Lo que oyendo Catella, y conociéndolo en la voz, súbitamente quiso arrojarse de la cama, pero no pudo; entonces quiso gritar, pero Ricciardo le tapó la boca con una de las manos, y dijo:

-Señora, ya no puede ser que lo que ha sido no haya sido; aunque gritaseis durante todo el tiempo de vuestra vida, y si gritáis o de alguna manera hacéis que esto sea sabido alguna vez por alguien, sucederán dos cosas. La una será (que no poco debe importaros) que vuestro honor y vuestra fama se empañarán, porque aunque digáis que yo os he hecho venir aquí con engaños yo diré que no es verdad, sino que os he hecho venir aquí con dinero y presentes que os he prometido y que como no os los he dado tan cumplidamente como esperabais os habéis enojado, y por eso habláis y gritáis, y sabéis que la gente está más dispuesta a creer lo malo que lo bueno y me creerá antes a mí que a vos. Además de esto, se seguirá entre vuestro marido y yo una mortal enemistad y podrían ponerse las cosas de modo que o yo le matase a él antes o él a mí, por lo que nunca podríais estar después alegre ni contenta. Y por ello, corazón mío, no queráis en un mismo punto infamaros y poner en peligro y buscar pelea entre vuestro marido y yo. No sois la primera ni seréis la última que es engañada, y yo no os he engañado por quitaros nada vuestro sino por el excesivo amor que os tengo y estoy dispuesto siempre a teneros, y a ser vuestro humildísimo servidor. Y si hace mucho tiempo que yo y mis cosas y lo que puedo y valgo han sido vuestras y están a vuestro servicio, entiendo que lo sean más que nunca de aquí en adelante. Ahora, vos sois prudente en las otras cosas, y estoy cierto que también lo seréis en ésta.

Catella, mientras Ricciardo decía estas palabras, lloraba mucho, y aunque muy enojada estuviera y mucho se lamentase, no dejó de oír la razón en las verdaderas palabras de Ricciardo, que no conociese que era posible que sucediera lo que Ricciardo decía; por lo que dijo:

-Ricciardo, yo no sé cómo Dios me permitirá soportar la ofensa y el engaño que me has hecho.
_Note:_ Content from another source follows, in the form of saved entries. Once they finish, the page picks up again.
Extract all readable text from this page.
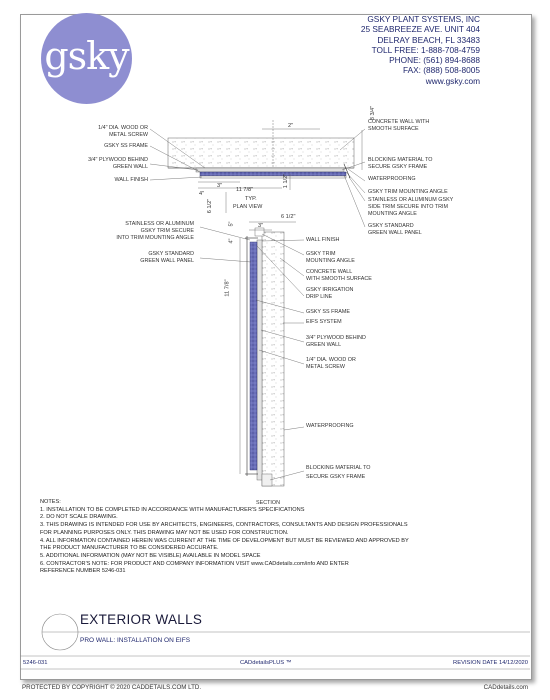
gsky
GSKY PLANT SYSTEMS, INC
25 SEABREEZE AVE. UNIT 404
DELRAY BEACH, FL 33483
TOLL FREE: 1-888-708-4759
PHONE: (561) 894-8688
FAX: (888) 508-8005
www.gsky.com
PLAN VIEW
1/4" DIA. WOOD OR
METAL SCREW
GSKY SS FRAME
3/4" PLYWOOD BEHIND
GREEN WALL
WALL FINISH
CONCRETE WALL WITH
SMOOTH SURFACE
BLOCKING MATERIAL TO
SECURE GSKY FRAME
WATERPROOFING
GSKY TRIM MOUNTING ANGLE
STAINLESS OR ALUMINUM GSKY
SIDE TRIM SECURE INTO TRIM
MOUNTING ANGLE
GSKY STANDARD
GREEN WALL PANEL
2"
8 3/4"
3"
4"
11 7/8"
TYP.
6 1/2"
1 1/2"
STAINLESS OR ALUMINUM
GSKY TRIM SECURE
INTO TRIM MOUNTING ANGLE
GSKY STANDARD
GREEN WALL PANEL
WALL FINISH
GSKY TRIM
MOUNTING ANGLE
CONCRETE WALL
WITH SMOOTH SURFACE
GSKY IRRIGATION
DRIP LINE
GSKY SS FRAME
EIFS SYSTEM
3/4" PLYWOOD BEHIND
GREEN WALL
1/4" DIA. WOOD OR
METAL SCREW
WATERPROOFING
BLOCKING MATERIAL TO
SECURE GSKY FRAME
SECTION
6 1/2"
5"	3"
4"
11 7/8"
NOTES:
1. INSTALLATION TO BE COMPLETED IN ACCORDANCE WITH MANUFACTURER'S SPECIFICATIONS
2. DO NOT SCALE DRAWING.
3. THIS DRAWING IS INTENDED FOR USE BY ARCHITECTS, ENGINEERS, CONTRACTORS, CONSULTANTS AND DESIGN PROFESSIONALS
FOR PLANNING PURPOSES ONLY. THIS DRAWING MAY NOT BE USED FOR CONSTRUCTION.
4. ALL INFORMATION CONTAINED HEREIN WAS CURRENT AT THE TIME OF DEVELOPMENT BUT MUST BE REVIEWED AND APPROVED BY
THE PRODUCT MANUFACTURER TO BE CONSIDERED ACCURATE.
5. ADDITIONAL INFORMATION (MAY NOT BE VISIBLE) AVAILABLE IN MODEL SPACE
6. CONTRACTOR'S NOTE: FOR PRODUCT AND COMPANY INFORMATION VISIT www.CADdetails.com/info AND ENTER
REFERENCE NUMBER 5246-031
EXTERIOR WALLS
PRO WALL: INSTALLATION ON EIFS
5246-031	CADdetailsPLUS ™	REVISION DATE 14/12/2020
PROTECTED BY COPYRIGHT © 2020 CADDETAILS.COM LTD.	CADdetails.com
No quiero gritar aquí, donde mi simpleza y excesivos celos me han conducido, pero estate seguro de esto, de que no estaré nunca contenta si de un modo o de otro no me veo vengada de lo que me has hecho; por ello déjame, no me toques más; has tenido lo que has deseado y me has vejado cuanto te ha placido; tiempo es de que me dejes: déjame, te lo ruego.

Ricciardo, que se daba cuenta de que su ánimo estaba aún demasiado airado, se había propuesto no dejarla hasta conseguir que se calmara; por lo que, comenzando con dulcísimas palabras a ablandarla, tanto dijo, y tanto rogó y tanto juró que ella, vencida, hizo las paces con él, y con igual deseo de cada uno de ellos por gran espacio, después, con grandísimo deleite, se quedaron juntos.

Y conociendo entonces la señora cuánto más sabrosos eran los besos del amante que los del marido, transformada su dureza en dulce amor a Ricciardo, desde aquel día en adelante tiernísimamente lo amó y, prudentísimamente obrando, muchas veces gozaron de su amor. Que Dios nos haga gozar del nuestro.